The 2005 National Governors Association “Compact on High School Graduation Rates” put a stake in the ground on how public schools would be measured in terms of producing high school graduates. Michigan was one of the first states to adopt the compact’s cohort method of measuring graduation and dropout rates.
Michigan’s Center for Educational Performance and Information produced the first four-year cohort-based graduation report for the class of 2007, finding the statewide dropout rate to be 15.9 percent by actual head count. This meant that out of the 140,044 students enrolled as freshmen in 2004, 21,185 were reported as having dropped out. In 2008, the number decreased to 14.2 percent, or 20,594. Both annual reports provide a breakout of graduation and dropout measures for each of Michigan’s 552 public school districts and 232 public school academies.
These reports marked a heightened level of accountability for public school administrators and gave policy makers the means of identifying those schools producing the fewest graduates and the most dropouts. For a number of reasons, students like Kyle do not show up in state reports until it’s too late. Annual graduation reports serve a broader accountability purpose by identifying dropouts in aggregate and after the fact. These reports lack the granularity needed by district or building-level administrators to tackle their own dropout problems.
The National High School Center published a report in 2007, “Approaches to Dropout Prevention,” that provided a list of early warning signs–poor attendance, not enough credits earned, no progression in grades–that school leaders can use to identify students most at risk of dropping out. These types of indicators exist for every grade, yet Michigan’s state-level data system currently does not collect these indicators, and it only reports off-track students after four years of high school.
Last year, Michigan made a priority of getting actionable dropout prevention data in administrators’ hands by funding the Regional Data Initiatives grant program, allocating $11.5 million in EETT funding from the American Recovery and Reinvestment Act. The project expands eight existing regional data systems to cover all 57 intermediate school districts. So far, 97.5 percent of public school districts and 45 percent of public school academies have signed up, so now providing dropout prevention reports for every school is well within reach.
As a matter of public policy, many proponents of dropout prevention see the new state law increasing the legal dropout age as a good first step in lowering dropout rates. In December 2009, the Michigan Legislature, challenged to address the state’s unacceptably high dropout numbers, increased the legal dropout age from 16 to 18 as part of a larger package of education reform legislation passed to strengthen the state’s Race to the Top (RTTT) application. Under the new law, parents will have to formally approve of a student’s decision to leave school without graduating before age 18.
Increasing the dropout age was a clear message to at-risk students and their parents, so the Michigan Legislature sent a similar message to our state’s “dropout factories” by including in the RTTT legislation provisions for a state takeover of the bottom five percent of struggling schools. This legislation may put these schools under state control and provides limited choices: use one of the state-mandated options to improve, or close. These options range from replacing administrators and staff, to hiring an outside management company, to reorganizing as a public school academy (i.e., charter school).

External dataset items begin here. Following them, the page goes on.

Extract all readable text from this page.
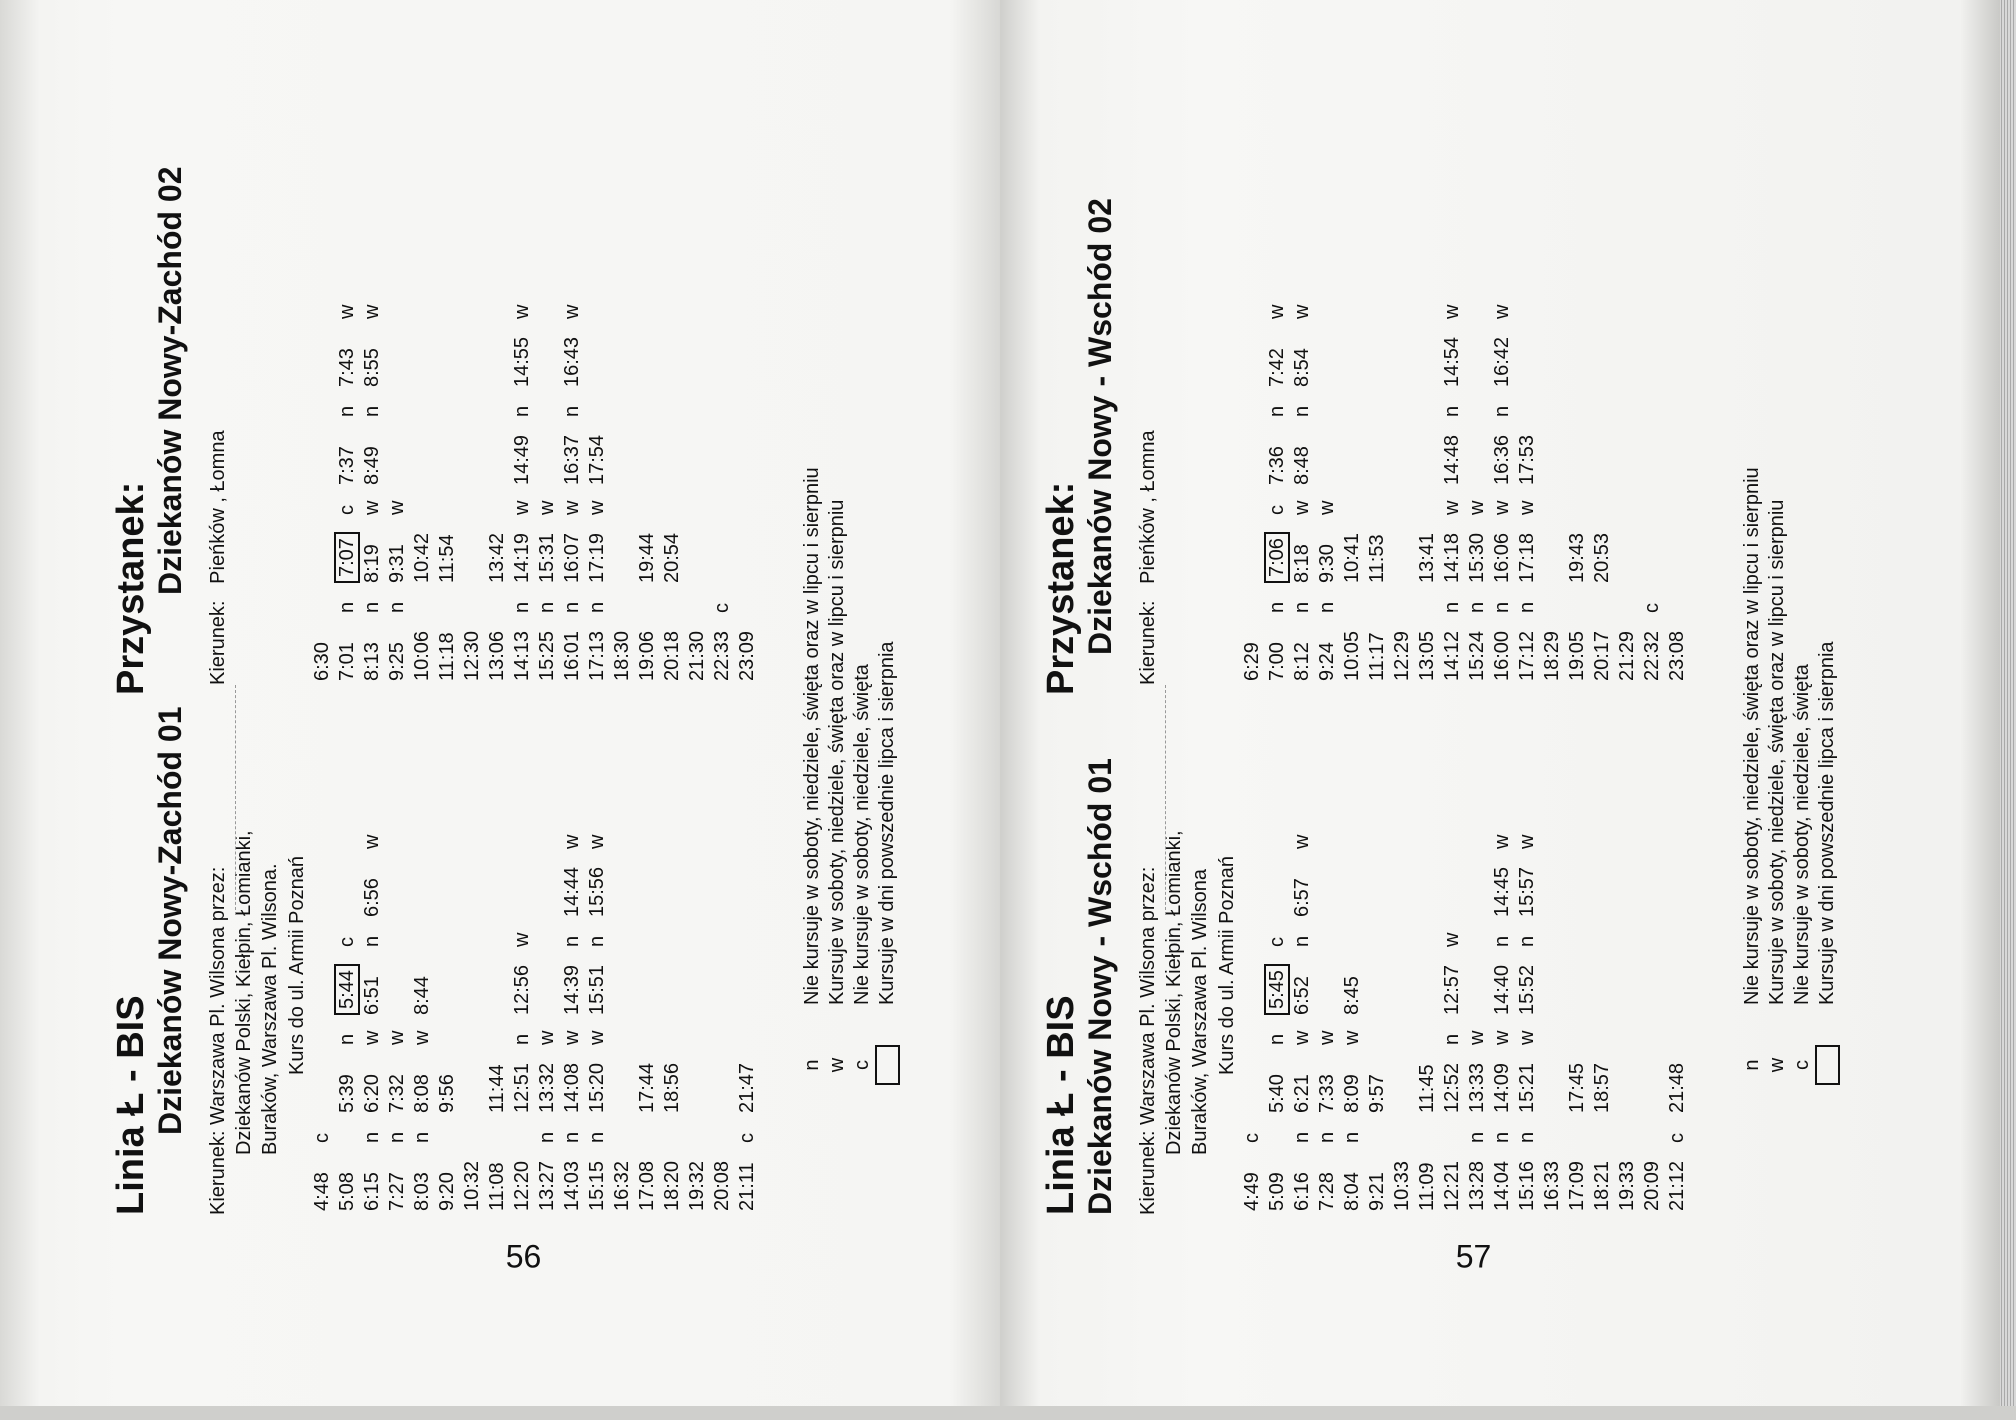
Linia Ł - BIS
Przystanek:
Dziekanów Nowy-Zachód 01 Kierunek: Warszawa Pl. Wilsona przez: Dziekanów Polski, Kiełpin, Łomianki, Buraków, Warszawa Pl. Wilsona. Kurs do ul. Armii Poznań
4:48	c						
5:08		5:39	n	5:44	c		
6:15	n	6:20	w	6:51	n	6:56	w
7:27	n	7:32	w				
8:03	n	8:08	w	8:44			
9:20		9:56					
10:32							
11:08		11:44					
12:20		12:51	n	12:56	w		
13:27	n	13:32	w				
14:03	n	14:08	w	14:39	n	14:44	w
15:15	n	15:20	w	15:51	n	15:56	w
16:32							
17:08		17:44					
18:20		18:56					
19:32							
20:08							
21:11	c	21:47					
Dziekanów Nowy-Zachód 02 Kierunek:   Pieńków , Łomna	6:30							
7:01	n	7:07	c	7:37	n	7:43	w
8:13	n	8:19	w	8:49	n	8:55	w
9:25	n	9:31	w				
10:06		10:42					
11:18		11:54					
12:30							
13:06		13:42					
14:13	n	14:19	w	14:49	n	14:55	w
15:25	n	15:31	w				
16:01	n	16:07	w	16:37	n	16:43	w
17:13	n	17:19	w	17:54			
18:30							
19:06		19:44					
20:18		20:54					
21:30							
22:33	c						
23:09							
n
Nie kursuje w soboty, niedziele, święta oraz w lipcu i sierpniu
w
Kursuje w soboty, niedziele, święta oraz w lipcu i sierpniu
c
Nie kursuje w soboty, niedziele, święta Kursuje w dni powszednie lipca i sierpnia
56
Linia Ł - BIS
Przystanek:
Dziekanów Nowy - Wschód 01 Kierunek: Warszawa Pl. Wilsona przez: Dziekanów Polski, Kiełpin, Łomianki, Buraków, Warszawa Pl. Wilsona Kurs do ul. Armii Poznań
4:49	c						
5:09		5:40	n	5:45	c		
6:16	n	6:21	w	6:52	n	6:57	w
7:28	n	7:33	w				
8:04	n	8:09	w	8:45			
9:21		9:57					
10:33							
11:09		11:45					
12:21		12:52	n	12:57	w		
13:28	n	13:33	w				
14:04	n	14:09	w	14:40	n	14:45	w
15:16	n	15:21	w	15:52	n	15:57	w
16:33							
17:09		17:45					
18:21		18:57					
19:33							
20:09							
21:12	c	21:48					
Dziekanów Nowy - Wschód 02 Kierunek:   Pieńków , Łomna	6:29							
7:00	n	7:06	c	7:36	n	7:42	w
8:12	n	8:18	w	8:48	n	8:54	w
9:24	n	9:30	w				
10:05		10:41					
11:17		11:53					
12:29							
13:05		13:41					
14:12	n	14:18	w	14:48	n	14:54	w
15:24	n	15:30	w				
16:00	n	16:06	w	16:36	n	16:42	w
17:12	n	17:18	w	17:53			
18:29							
19:05		19:43					
20:17		20:53					
21:29							
22:32	c						
23:08							
n
Nie kursuje w soboty, niedziele, święta oraz w lipcu i sierpniu
w
Kursuje w soboty, niedziele, święta oraz w lipcu i sierpniu
c
Nie kursuje w soboty, niedziele, święta Kursuje w dni powszednie lipca i sierpnia
57
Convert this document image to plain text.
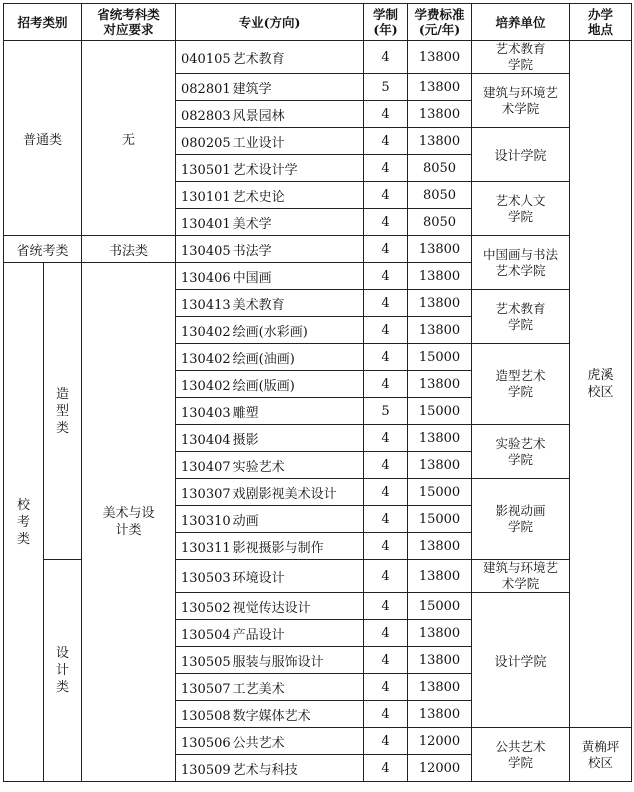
招考类别		省统考科类对应要求	专业(方向)	学制(年)	学费标准(元/年)	培养单位	办学地点

普通类		无	040105 艺术教育	4	13800	艺术教育学院	虎溪校区

			082801 建筑学	5	13800	建筑与环境艺术学院	

			082803 风景园林	4	13800		
			080205 工业设计	4	13800	设计学院	
			130501 艺术设计学	4	8050		
			130101 艺术史论	4	8050	艺术人文学院	

			130401 美术学	4	8050		
省统考类		书法类	130405 书法学	4	13800	中国画与书法艺术学院	

校考类	造型类	美术与设计类	130406 中国画	4	13800		
			130413 美术教育	4	13800	艺术教育学院	

			130402 绘画(水彩画)	4	13800		
			130402 绘画(油画)	4	15000	造型艺术学院	

			130402 绘画(版画)	4	13800		
			130403 雕塑	5	15000		
			130404 摄影	4	13800	实验艺术学院	

			130407 实验艺术	4	13800		
			130307 戏剧影视美术设计	4	15000	影视动画学院	

			130310 动画	4	15000		
			130311 影视摄影与制作	4	13800		

	设计类		130503 环境设计	4	13800	建筑与环境艺术学院	

			130502 视觉传达设计	4	15000	设计学院	
			130504 产品设计	4	13800		
			130505 服装与服饰设计	4	13800		
			130507 工艺美术	4	13800		
			130508 数字媒体艺术	4	13800		
			130506 公共艺术	4	12000	公共艺术学院	黄桷坪校区

			130509 艺术与科技	4	12000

In addition to raising the dropout age and taking over failing schools, Michigan is experimenting with cyber school provisions that provide schools with alternative routes and flexible options for re-engaging students who have fallen behind. Superintendent Flanagan has extended “seat time” alternative education waivers to 21 programs across the state, in many cases allowing students to bypass the current, two-course limit on online, self-scheduled courses and receive up to 100 percent of their instruction online. As of September 2009, 1,450 students were enrolled in seat time waivers, and program administrators say about 80 percent of these students were either dropouts or at risk of dropping out.
To lower the dropout rate, more has to be done at the school level to provide the appropriate support for at-risk students. While school administrators might have an idea which students are at risk of dropping out, they often lack the definite indicators warranting intervention. Hence the need for adding early warning signs reporting to local data systems.
Providing data is only part of the solution. Many administrators and teachers have not been properly prepared to understand what the data are saying and to use them in helping at-risk students avoid dropping out. The 2007 “Approaches to Dropout Prevention” report suggests schools that are successful in reversing high dropout rates focus on factors that go beyond what one would consider traditional dropout prevention strategies and actions, such as extending learning time, providing challenging learning opportunities, aligning performance standards with college and career readiness, and focusing on transitions from high school to college or a career.
To help Michigan schools adopt the most promising dropout prevention strategies, MDE partnered with the Michigan Association of Secondary School Principals and Oakland County Schools to bring 1,096 middle and high school administrators into an online professional learning community for developing and sustaining best practices.